Por otra parte, el gobierno colombiano –el actual y el próximo– también deben responder por el tratamiento de la problemática de las disidencias. Por supuesto que se debe aprovechar el gran potencial de las fuerzas armadas para frenar el accionar terrorista y narcotraficante de los que quedan en armas, pero sería insuficiente si no trae consigo acciones concretas para llegar con oferta institucional a las zonas más complejas del conflicto, donde el Estado aún sigue teniendo escasa presencia y donde con relativamente poco se puede hacer mucho (los invito a leer sobre la experiencia de las Bibliotecas Públicas Móviles en las veredas del posconflicto y a conocer su impacto, medido por el Centro Nacional de Consultoría, en múltiples documentos y videos de la Biblioteca Nacional de Colombia).

Por eso estas elecciones son tan importantes y, por eso, la pregunta sobre qué harán los candidatos con los Acuerdos de Paz, resulta clave para comprender su visión respecto al futuro de Colombia.
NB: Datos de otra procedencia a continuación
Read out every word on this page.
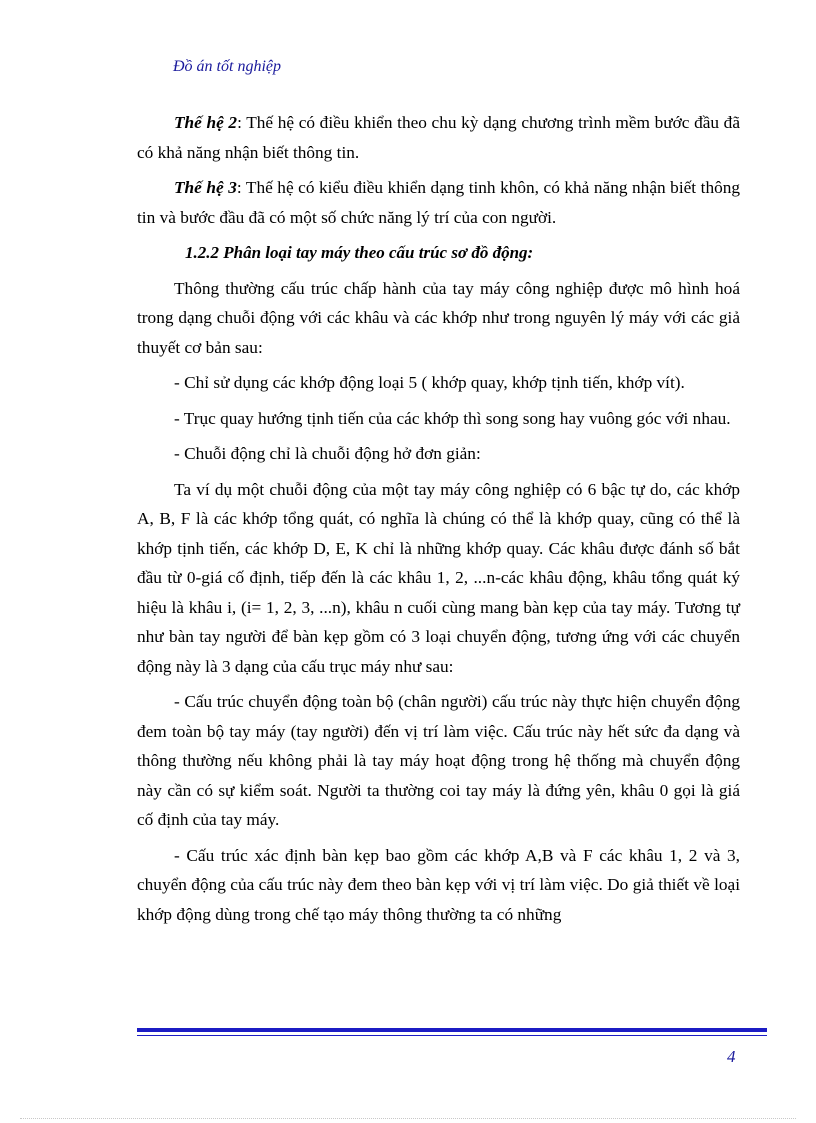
Đồ án tốt nghiệp

Thế hệ 2: Thế hệ có điều khiển theo chu kỳ dạng chương trình mềm bước đầu đã có khả năng nhận biết thông tin.

Thế hệ 3: Thế hệ có kiểu điều khiển dạng tinh khôn, có khả năng nhận biết thông tin và bước đầu đã có một số chức năng lý trí của con người.

1.2.2 Phân loại tay máy theo cấu trúc sơ đồ động:

Thông thường cấu trúc chấp hành của tay máy công nghiệp được mô hình hoá trong dạng chuỗi động với các khâu và các khớp như trong nguyên lý máy với các giả thuyết cơ bản sau:

- Chỉ sử dụng các khớp động loại 5 ( khớp quay, khớp tịnh tiến, khớp vít).

- Trục quay hướng tịnh tiến của các khớp thì song song hay vuông góc với nhau.

- Chuỗi động chỉ là chuỗi động hở đơn giản:

Ta ví dụ một chuỗi động của một tay máy công nghiệp có 6 bậc tự do, các khớp A, B, F là các khớp tổng quát, có nghĩa là chúng có thể là khớp quay, cũng có thể là khớp tịnh tiến, các khớp D, E, K chỉ là những khớp quay. Các khâu được đánh số bắt đầu từ 0-giá cố định, tiếp đến là các khâu 1, 2, ...n-các khâu động, khâu tổng quát ký hiệu là khâu i, (i= 1, 2, 3, ...n), khâu n cuối cùng mang bàn kẹp của tay máy. Tương tự như bàn tay người để bàn kẹp gồm có 3 loại chuyển động, tương ứng với các chuyển động này là 3 dạng của cấu trục máy như sau:

- Cấu trúc chuyển động toàn bộ (chân người) cấu trúc này thực hiện chuyển động đem toàn bộ tay máy (tay người) đến vị trí làm việc. Cấu trúc này hết sức đa dạng và thông thường nếu không phải là tay máy hoạt động trong hệ thống mà chuyển động này cần có sự kiểm soát. Người ta thường coi tay máy là đứng yên, khâu 0 gọi là giá cố định của tay máy.

- Cấu trúc xác định bàn kẹp bao gồm các khớp A,B và F các khâu 1, 2 và 3, chuyển động của cấu trúc này đem theo bàn kẹp với vị trí làm việc. Do giả thiết về loại khớp động dùng trong chế tạo máy thông thường ta có những

4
Ya en las urnas quedó demostrado que la Farc (Fuerza Alternativa Revolucionaria del Común) no representa una opción política viable que se tomará el poder, pero la realidad sí nos indica que sus excombatientes pueden volver a las armas y ese no es tanto un problema del Acuerdo de Paz, sino de las decisiones que se tomen con respecto a él.
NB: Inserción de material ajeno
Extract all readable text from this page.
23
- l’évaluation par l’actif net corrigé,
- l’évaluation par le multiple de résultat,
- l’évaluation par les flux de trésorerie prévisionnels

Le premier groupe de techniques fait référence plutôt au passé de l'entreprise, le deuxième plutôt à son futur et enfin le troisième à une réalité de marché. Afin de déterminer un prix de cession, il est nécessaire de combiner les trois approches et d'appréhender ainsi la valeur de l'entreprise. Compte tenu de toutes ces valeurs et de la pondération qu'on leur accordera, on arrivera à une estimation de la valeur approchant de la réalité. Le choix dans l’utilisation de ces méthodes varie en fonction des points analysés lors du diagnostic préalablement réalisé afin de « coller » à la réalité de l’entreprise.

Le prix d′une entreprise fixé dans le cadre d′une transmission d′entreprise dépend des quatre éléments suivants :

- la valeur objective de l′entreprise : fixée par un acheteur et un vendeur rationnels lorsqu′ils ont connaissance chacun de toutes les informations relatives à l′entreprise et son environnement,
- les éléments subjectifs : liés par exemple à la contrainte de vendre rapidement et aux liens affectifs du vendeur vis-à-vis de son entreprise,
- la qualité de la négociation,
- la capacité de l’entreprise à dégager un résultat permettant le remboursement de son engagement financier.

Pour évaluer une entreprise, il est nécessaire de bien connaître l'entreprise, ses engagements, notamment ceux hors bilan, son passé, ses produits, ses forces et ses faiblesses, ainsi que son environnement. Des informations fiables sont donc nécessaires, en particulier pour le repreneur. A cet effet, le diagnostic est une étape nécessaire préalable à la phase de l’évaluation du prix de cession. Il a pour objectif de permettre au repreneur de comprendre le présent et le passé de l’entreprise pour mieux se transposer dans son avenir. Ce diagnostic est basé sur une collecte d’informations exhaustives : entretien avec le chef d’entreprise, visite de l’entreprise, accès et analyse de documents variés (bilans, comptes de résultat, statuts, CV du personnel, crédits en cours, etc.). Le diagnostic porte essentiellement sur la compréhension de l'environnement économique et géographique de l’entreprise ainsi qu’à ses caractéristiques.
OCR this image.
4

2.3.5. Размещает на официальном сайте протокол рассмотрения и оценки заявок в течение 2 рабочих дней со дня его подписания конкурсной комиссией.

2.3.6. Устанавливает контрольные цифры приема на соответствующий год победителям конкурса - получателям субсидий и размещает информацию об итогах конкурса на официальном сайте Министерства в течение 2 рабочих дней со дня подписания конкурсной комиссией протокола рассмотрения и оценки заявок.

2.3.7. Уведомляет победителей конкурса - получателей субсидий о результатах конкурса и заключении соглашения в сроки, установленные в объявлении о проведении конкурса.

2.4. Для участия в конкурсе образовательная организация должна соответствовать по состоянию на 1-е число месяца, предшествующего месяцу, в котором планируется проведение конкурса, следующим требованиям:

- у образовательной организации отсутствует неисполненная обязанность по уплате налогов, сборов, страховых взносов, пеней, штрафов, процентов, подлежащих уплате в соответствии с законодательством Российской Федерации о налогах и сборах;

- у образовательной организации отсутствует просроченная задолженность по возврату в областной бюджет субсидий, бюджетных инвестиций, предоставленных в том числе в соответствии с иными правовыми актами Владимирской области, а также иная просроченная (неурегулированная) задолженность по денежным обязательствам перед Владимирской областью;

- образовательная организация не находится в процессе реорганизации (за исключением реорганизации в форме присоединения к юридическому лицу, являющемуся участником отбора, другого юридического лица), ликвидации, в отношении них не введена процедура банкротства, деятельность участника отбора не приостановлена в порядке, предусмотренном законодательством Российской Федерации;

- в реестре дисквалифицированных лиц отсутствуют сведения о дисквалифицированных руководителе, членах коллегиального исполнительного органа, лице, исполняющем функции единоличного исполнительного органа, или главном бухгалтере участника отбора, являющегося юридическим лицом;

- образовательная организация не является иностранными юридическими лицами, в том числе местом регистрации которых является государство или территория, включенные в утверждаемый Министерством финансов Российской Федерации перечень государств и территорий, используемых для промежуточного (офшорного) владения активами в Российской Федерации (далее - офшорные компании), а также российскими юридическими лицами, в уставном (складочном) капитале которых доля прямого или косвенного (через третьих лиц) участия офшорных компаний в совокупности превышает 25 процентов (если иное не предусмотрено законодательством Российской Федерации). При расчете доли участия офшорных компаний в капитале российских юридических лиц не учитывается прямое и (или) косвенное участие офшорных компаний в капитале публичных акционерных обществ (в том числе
La invitación de Humberto de la Calle a Iván Duque no es menor: “invito, particularmente, al doctor Duque a que deje atrás cualquier afán electoral y piense realmente en Colombia; lo invito a que vaya y le ponga la cara a Bojayá, al Salado, a la Chinita y a Montes de María, y les diga, frente a frente a cada una de las víctimas, como es que piensa hacer trizas el Acuerdo”. Porque desde Medellín, criticar un Acuerdo del que solo se ve lo que aparece en los medios, es muy fácil. Porque desinformar, mentir y atemorizar es mucho más fácil. Porque seguir haciendo la guerra en un país que ha vivido más de cincuenta años en ella, es mucho más fácil que construir la paz.

Nota de cierre: a menos de un mes de las elecciones, los ciudadanos debemos preguntarnos, si elegimos un discurso del miedo o uno de la esperanza.

Columna publicada originalmente en el periódico El Mundo de Medellín, el 3 de mayo de 2018.